Music is very important to K-12 education. So are any of the performing arts as well as athletics. Students need development in not only the mind, but the body and spirit as well. Time and time again, I am seeing public schools, particularly in the state of Georgia (where I reside), making the mortifying of decision of cutting music and athletics programs whenever they have let reduced budgets force their hand. As I have said repeatedly on this blog over the past 4 years, it is because of the fact that public education has failed to innovate in a digitally-connected world, that they have let their operational inefficiency get the best of them. As a result, public schools continue to adhere to the “addition by subtraction” philosophy, which regrettably, does not put our children first.
As many of you know, I have been a major supporter of the Venezuelan-born, globally recognized “El Sistema” music program ever since I watched its founder, Jose Antonio Abreu, win the TED Prize in 2009. It’s all about using music as an instrument for social change. In the words of its founder, the most miserable thing about poverty is not the lack of bread or water, but the lack of hope.” I co-founded the Atlanta Music Project because I believe that Atlanta’s at-risk youth could be saved by giving them access to the finest music education program in the world. Two years later, the program has already provided hope to nearly 100 children, most whose household income is less than $20,000 a year! There are more than 50 El-Sistema inspired programs in the United States, and the number continues to grow!
However, there are still many skeptics out there, and recently, one such skeptic wrote an article in Classical Music Magazine titled “Sceptic’s Sistema.” Unfortunately, I am not able to provide a link to the full article, and I do not know the circulation base of the author, nor the publication.
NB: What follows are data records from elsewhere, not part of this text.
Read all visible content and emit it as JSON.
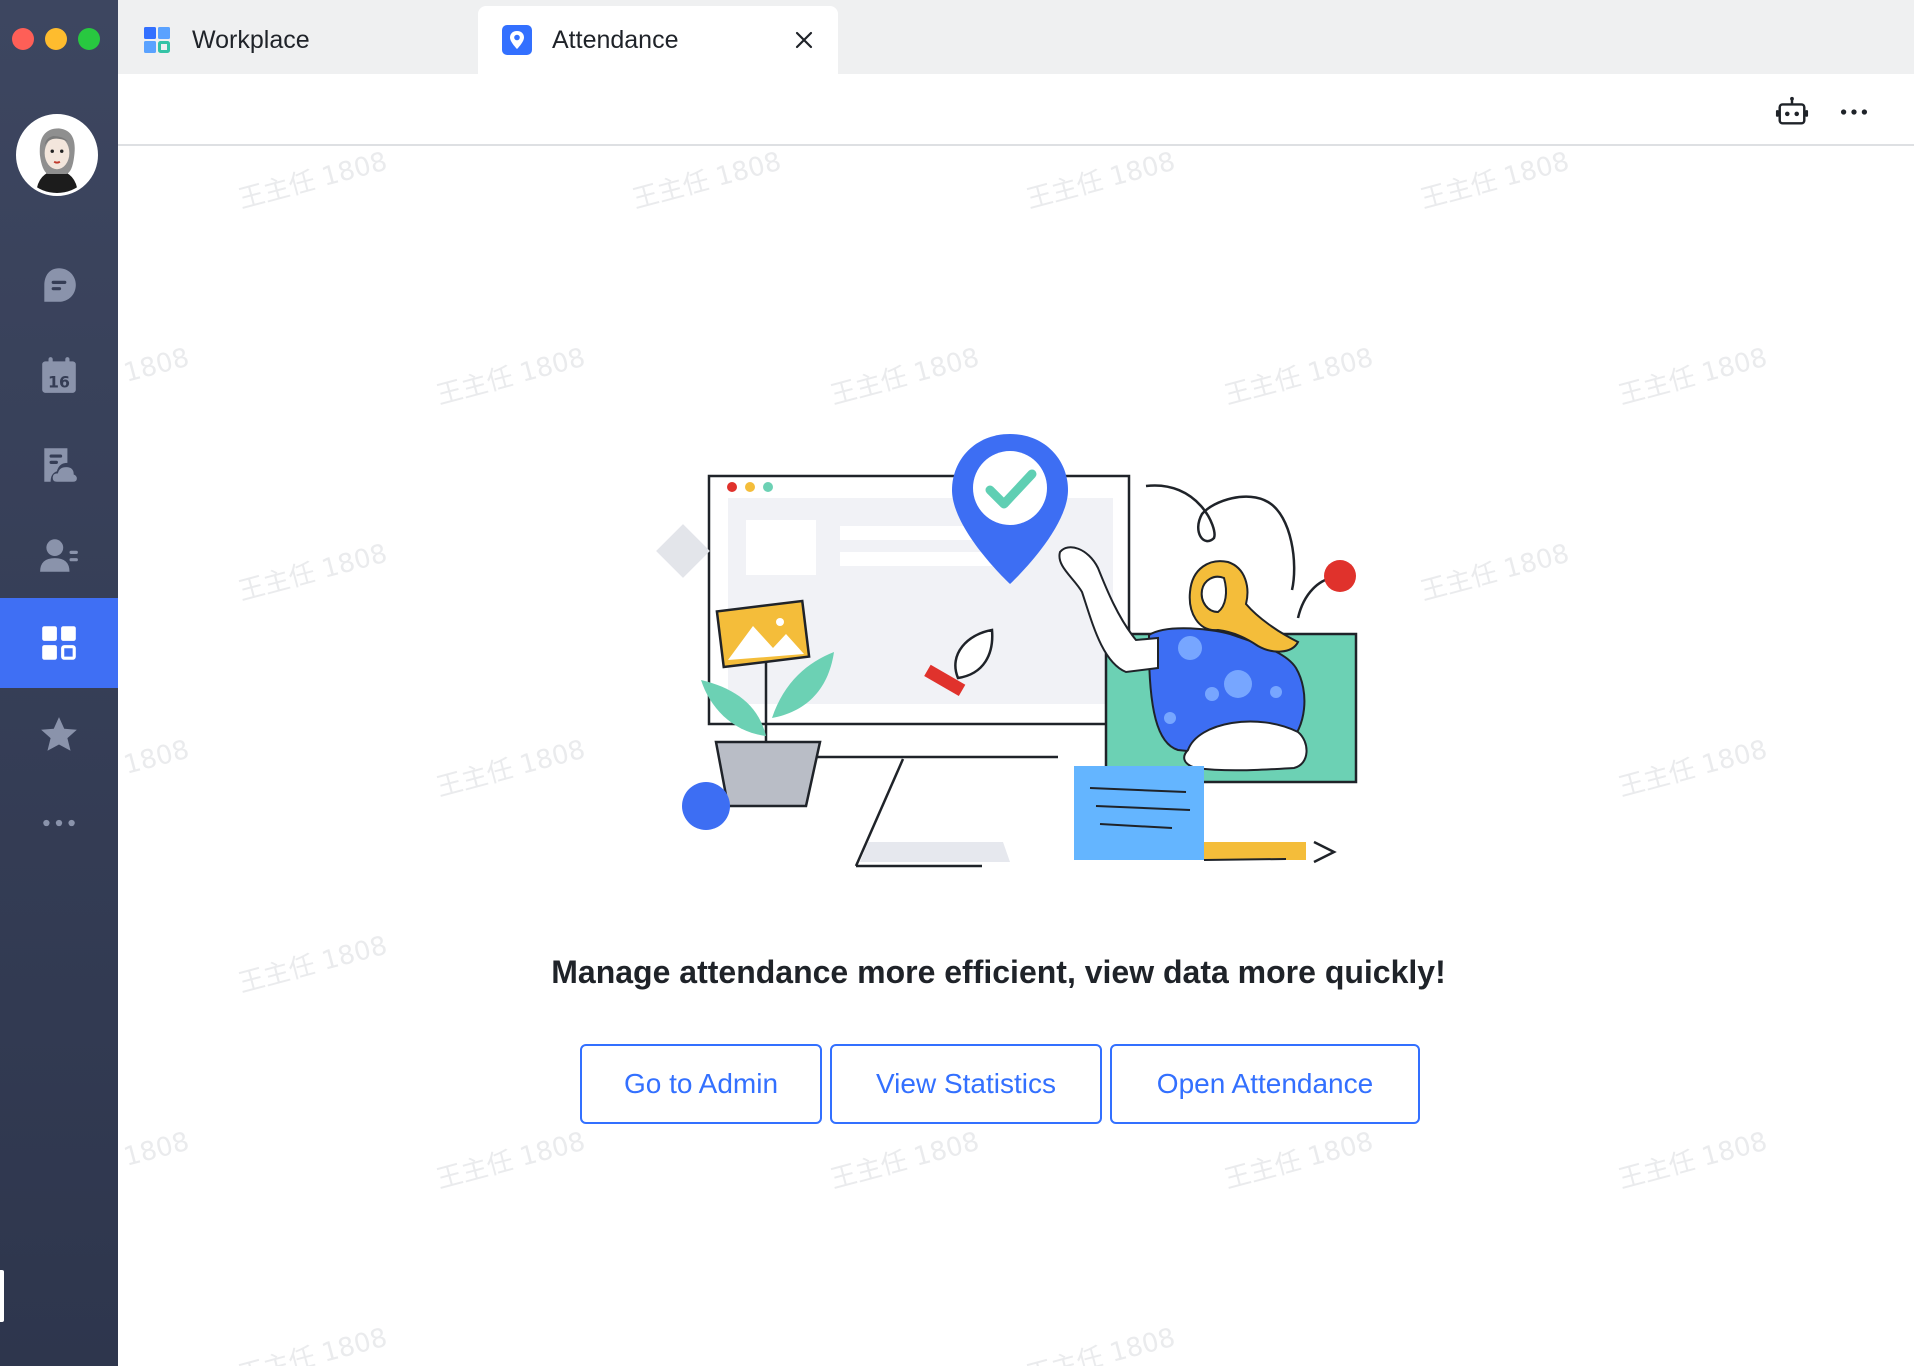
{
  "window": {
    "controls": [
      "close",
      "minimize",
      "maximize"
    ]
  },
  "sidebar": {
    "avatar": "user-avatar",
    "items": [
      {
        "name": "messages",
        "icon": "chat-bubble-icon",
        "active": false
      },
      {
        "name": "calendar",
        "icon": "calendar-icon",
        "label": "16",
        "active": false
      },
      {
        "name": "docs",
        "icon": "cloud-doc-icon",
        "active": false
      },
      {
        "name": "contacts",
        "icon": "contacts-icon",
        "active": false
      },
      {
        "name": "workplace",
        "icon": "apps-grid-icon",
        "active": true
      },
      {
        "name": "favorites",
        "icon": "star-icon",
        "active": false
      },
      {
        "name": "more",
        "icon": "more-horizontal-icon",
        "active": false
      }
    ]
  },
  "tabs": [
    {
      "label": "Workplace",
      "icon": "apps-grid-icon",
      "active": false
    },
    {
      "label": "Attendance",
      "icon": "location-pin-icon",
      "active": true,
      "closable": true
    }
  ],
  "header": {
    "actions": [
      "bot-icon",
      "more-icon"
    ]
  },
  "watermark": "王主任 1808",
  "main": {
    "headline": "Manage attendance more efficient, view data more quickly!",
    "buttons": [
      {
        "label": "Go to Admin"
      },
      {
        "label": "View Statistics"
      },
      {
        "label": "Open Attendance"
      }
    ]
  },
  "colors": {
    "accent": "#3370ff",
    "sidebar_active": "#3f6ff4",
    "sidebar_bg": "#353d55"
  }
}
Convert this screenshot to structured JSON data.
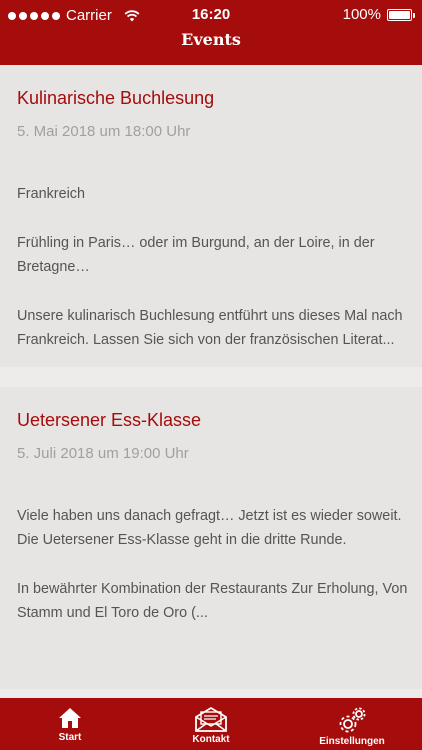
{
  "status_bar": {
    "carrier": "Carrier",
    "time": "16:20",
    "battery": "100%"
  },
  "nav": {
    "title": "Events"
  },
  "events": [
    {
      "title": "Kulinarische Buchlesung",
      "date": "5. Mai 2018 um 18:00 Uhr",
      "paragraphs": [
        "Frankreich",
        "Frühling in Paris… oder im Burgund, an der Loire, in der Bretagne…",
        "Unsere kulinarisch Buchlesung entführt uns dieses Mal nach Frankreich. Lassen Sie sich von der französischen Literat..."
      ]
    },
    {
      "title": "Uetersener Ess-Klasse",
      "date": "5. Juli 2018 um 19:00 Uhr",
      "paragraphs": [
        "Viele haben uns danach gefragt… Jetzt ist es wieder soweit. Die Uetersener Ess-Klasse geht in die dritte Runde.",
        "In bewährter Kombination der Restaurants Zur Erholung, Von Stamm und El Toro de Oro (..."
      ]
    }
  ],
  "tabs": [
    {
      "label": "Start",
      "icon": "home-icon"
    },
    {
      "label": "Kontakt",
      "icon": "mail-icon"
    },
    {
      "label": "Einstellungen",
      "icon": "gears-icon"
    }
  ],
  "colors": {
    "brand": "#a50c0c",
    "card": "#e7e4e4",
    "background": "#eeebeb"
  }
}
Many supporters of El Sistema have vowed to not give any legitimacy to the author’s perspective, and I certainly agree. I would not comment on the author’s blog about this, nor will I provide any links to the author’s blog. You are more than happy to find the blog if you care to see some of the discussion about his controversial point of view. Let me provide you with a few statements and why the author has an inherent bias that is not factually accurate:
- The author does not believe that playing an instrument makes you a better, more well rounded person: this is factually inaccurate, especially if the author took the time to observe the children in these “nucleos.” There is a growing body of research about the importance of social and emotional learning on academic learning. Through music, these children are learning creativity, teamwork, self-confidence, and many other 21st century skills. In addition, there is growing evidence of the strong linkage between music and mathematics. I have written previous blog posts about social and emotional learning.
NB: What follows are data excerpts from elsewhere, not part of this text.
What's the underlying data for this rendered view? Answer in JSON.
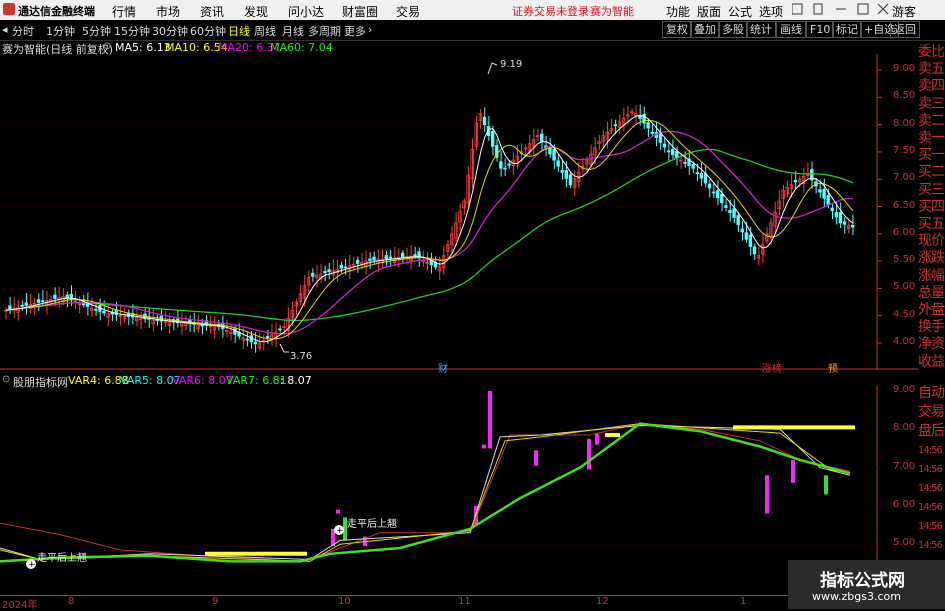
{
  "menubar": {
    "app_name": "通达信金融终端",
    "items": [
      "行情",
      "市场",
      "资讯",
      "发现",
      "问小达",
      "财富圈",
      "交易"
    ],
    "warning": "证券交易未登录",
    "stock_name": "赛为智能",
    "right_items": [
      "功能",
      "版面",
      "公式",
      "选项"
    ],
    "guest": "游客"
  },
  "toolbar": {
    "periods": [
      "分时",
      "1分钟",
      "5分钟",
      "15分钟",
      "30分钟",
      "60分钟",
      "日线",
      "周线",
      "月线",
      "多周期",
      "更多"
    ],
    "active_period": "日线",
    "right_buttons": [
      "复权",
      "叠加",
      "多股",
      "统计",
      "画线",
      "F10",
      "标记",
      "+自选",
      "返回"
    ]
  },
  "main_chart": {
    "title": "赛为智能(日线 前复权)",
    "ma": [
      {
        "label": "MA5: 6.13",
        "color": "#ffffff"
      },
      {
        "label": "MA10: 6.54",
        "color": "#ffff00"
      },
      {
        "label": "MA20: 6.37",
        "color": "#ff00ff"
      },
      {
        "label": "MA60: 7.04",
        "color": "#00ff00"
      }
    ],
    "y_ticks": [
      "9.00",
      "8.50",
      "8.00",
      "7.50",
      "7.00",
      "6.50",
      "6.00",
      "5.50",
      "5.00",
      "4.50",
      "4.00"
    ],
    "high_label": "9.19",
    "low_label": "3.76",
    "markers": [
      "财",
      "涨榜",
      "预"
    ]
  },
  "sub_chart": {
    "title": "股朋指标网",
    "vars": [
      {
        "label": "VAR4: 6.88",
        "color": "#ffff00"
      },
      {
        "label": "VAR5: 8.07",
        "color": "#00ffff"
      },
      {
        "label": "VAR6: 8.07",
        "color": "#ff00ff"
      },
      {
        "label": "VAR7: 6.81",
        "color": "#00ff00"
      },
      {
        "label": ": 8.07",
        "color": "#ffffff"
      }
    ],
    "y_ticks": [
      "9.00",
      "8.00",
      "7.00",
      "6.00",
      "5.00"
    ],
    "annotation_1": "走平后上翘",
    "annotation_2": "走平后上翘"
  },
  "right_panel": [
    "委比",
    "卖五",
    "卖四",
    "卖三",
    "卖二",
    "卖一",
    "买一",
    "买二",
    "买三",
    "买四",
    "买五",
    "现价",
    "涨跌",
    "涨幅",
    "总量",
    "外盘",
    "换手",
    "净资",
    "收益",
    "自动",
    "交易",
    "盘后",
    "14:56",
    "14:56",
    "14:56",
    "14:56",
    "14:56",
    "14:56"
  ],
  "x_axis": {
    "year": "2024年",
    "months": [
      "8",
      "9",
      "10",
      "11",
      "12",
      "1"
    ]
  },
  "watermark": {
    "title": "指标公式网",
    "url": "www.zbgs3.com"
  }
}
- The author believes that many musicians lead a “depressed” life, and finding jobs in this area is difficult: the author needs to understand what the purpose of El Sistema truly is. Not every student in the program will become another Gustavo Dudamel. But these students will ALL graduate from high school and lead productive lives in whatever they decide to pursue. Music is an art form. it is also a vehicle to help these students increase their sefl-esteem and motivation to learn, whether music or in the classroom.
- The author lnks the program to the authoritarian Chavez regime in a very negative way. Yes, it is true that the musicians perform in patriotic Venezuela state colors, but that is where the linkage ends. This program has been around for more than 30 years, long before the Chavez regime. In fact, the program has “survived” the regime. Nowhere will you ever see any political talk from Maestro Abreu, Mr. Dudamel, or any other representative from the program. This program is the one bright hope in one of the most oppressed countries in the western hemisphere.
It is unfortunate that music publications, or any publications for that matter, would allow writers to write articles that include a great many factual inaccuracies. Certainly, dissenting opinions are welcome in a democracy; however, I would caution people to write about programs without having any meaningful first-hand knowledge or observations with such programs.
All of this leads me to the title of this blog post. The El Sistema movement, particularly in the United States, is fledgling. Most programs are less than 3 years old, and there is still no strong national voice, similar to how organizations such as Teach for America interact with their large affiliate base. Plans are being discussed to organize a central organization, but these activities take time to achieve scale. It would be the responsibility of the national organization to create a messaging strategy so that all affiliates are speaking off a similar script, adjusted for the local communities in which they operate. Instead of dozens, or even hundreds of people responding to such baseless claims as this author has levied, the central organization can help deflect and discount such dissenting viewpoints, while also lobbying for financial and other support at the national level.
I have seen firsthand how this wonderful program is saving children, its families and its surrounding communities. It’s time for a strong national voice to drown out the misinformed writers such as the one who penned the article in question.
Moral of the story? Before you choose to attack a program with a global following, you better have your facts right!